Приунывший было Сидорка под влиянием ее оживления оживился и сам.

– Цыганочка ты у меня, Галя! – воскликнул он, улыбаясь во все лицо удало и сладко, как человек, вполне сознающий в данное время свою силу. – Право, цыганочка!

– Цыганочка и есть! – согласилась Галина. – Чай, сам знаешь, кто я такая.

– Как не знать! Все знают, что мать твоя цыганка была. Вишь, глазищи-то у тебя какие! Э, черт этакой! – вдруг вскрикнул задорно парень и смело обхватил Галину одной рукой за стан.

Девушка не сопротивлялась, стояла на одном месте, но мгновенно повернула голову в сторону.

– Тише ты! Постой! – сказала она тревожно, к чему-то прислушиваясь.

– Чево там еще?

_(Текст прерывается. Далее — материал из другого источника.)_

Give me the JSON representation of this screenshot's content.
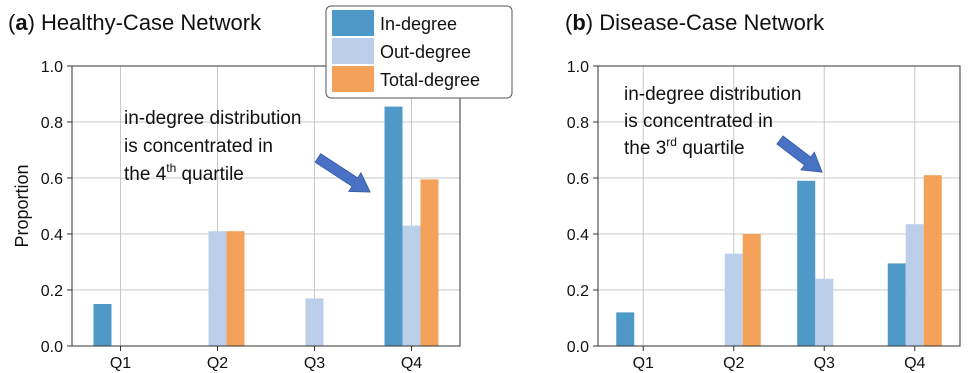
{
  "legend": {
    "entries": [
      {
        "label": "In-degree",
        "color": "#4f99c9"
      },
      {
        "label": "Out-degree",
        "color": "#bccfea"
      },
      {
        "label": "Total-degree",
        "color": "#f4a25a"
      }
    ],
    "placement": "top-center"
  },
  "chart_data": [
    {
      "type": "bar",
      "panel_letter": "a",
      "title": ") Healthy-Case Network",
      "ylabel": "Proportion",
      "xlabel": "",
      "categories": [
        "Q1",
        "Q2",
        "Q3",
        "Q4"
      ],
      "yticks": [
        "0.0",
        "0.2",
        "0.4",
        "0.6",
        "0.8",
        "1.0"
      ],
      "ylim": [
        0,
        1.0
      ],
      "grid": true,
      "series": [
        {
          "name": "In-degree",
          "values": [
            0.15,
            0,
            0,
            0.855
          ]
        },
        {
          "name": "Out-degree",
          "values": [
            0,
            0.41,
            0.17,
            0.43
          ]
        },
        {
          "name": "Total-degree",
          "values": [
            0,
            0.41,
            0,
            0.595
          ]
        }
      ],
      "annotation": {
        "lines": [
          "in-degree distribution",
          "is concentrated in"
        ],
        "last_line": {
          "before": "the 4",
          "sup": "th",
          "after": " quartile"
        }
      }
    },
    {
      "type": "bar",
      "panel_letter": "b",
      "title": ") Disease-Case Network",
      "ylabel": "",
      "xlabel": "",
      "categories": [
        "Q1",
        "Q2",
        "Q3",
        "Q4"
      ],
      "yticks": [
        "0.0",
        "0.2",
        "0.4",
        "0.6",
        "0.8",
        "1.0"
      ],
      "ylim": [
        0,
        1.0
      ],
      "grid": true,
      "series": [
        {
          "name": "In-degree",
          "values": [
            0.12,
            0,
            0.59,
            0.295
          ]
        },
        {
          "name": "Out-degree",
          "values": [
            0,
            0.33,
            0.24,
            0.435
          ]
        },
        {
          "name": "Total-degree",
          "values": [
            0,
            0.4,
            0,
            0.61
          ]
        }
      ],
      "annotation": {
        "lines": [
          "in-degree distribution",
          "is concentrated in"
        ],
        "last_line": {
          "before": "the 3",
          "sup": "rd",
          "after": " quartile"
        }
      }
    }
  ]
}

Аль зазналась?… Впервой, что ли?..

Сидорка бестолково захохотал.

– Тише ты, дурень! Говорю, тише! – остановила его Галина.

И вдруг она что было силы толкнула парня в сторону, прошептав:

– Беги, черт этакий! Барыня едет! Эк как нас на дорогу вынесло!.. Нашли место!…

Сидорка испуганно, ничего не соображая, шарахнул в лесную поросль.

Но было уже поздно.

В нескольких саженях от того места, где вели прощальную беседу влюбленные, показалась маленькая тележка в одну сытую лошадку, с кучером. В тележке сидела женщина лет за тридцать, плотного сложения, довольно еще красивая для своих лет. Она, как выслеживающая свою добычу орлица, держала голову несколько вполуоборот в ту сторону, где стояла Галина, и, сжав толстые губы, прямо и холодно глядела на девушку. Тележка бесшумно, но быстро приближалась к Галине.

– Стой! – грозно крикнула барыня хриплым голосом, когда тележка поравнялась с девушкой.

Тележка так же бесшумно, как ехала, стала.

– Чья шлюха?.. Никанорова?.. – начала барыня, не спуская глаз с девушки.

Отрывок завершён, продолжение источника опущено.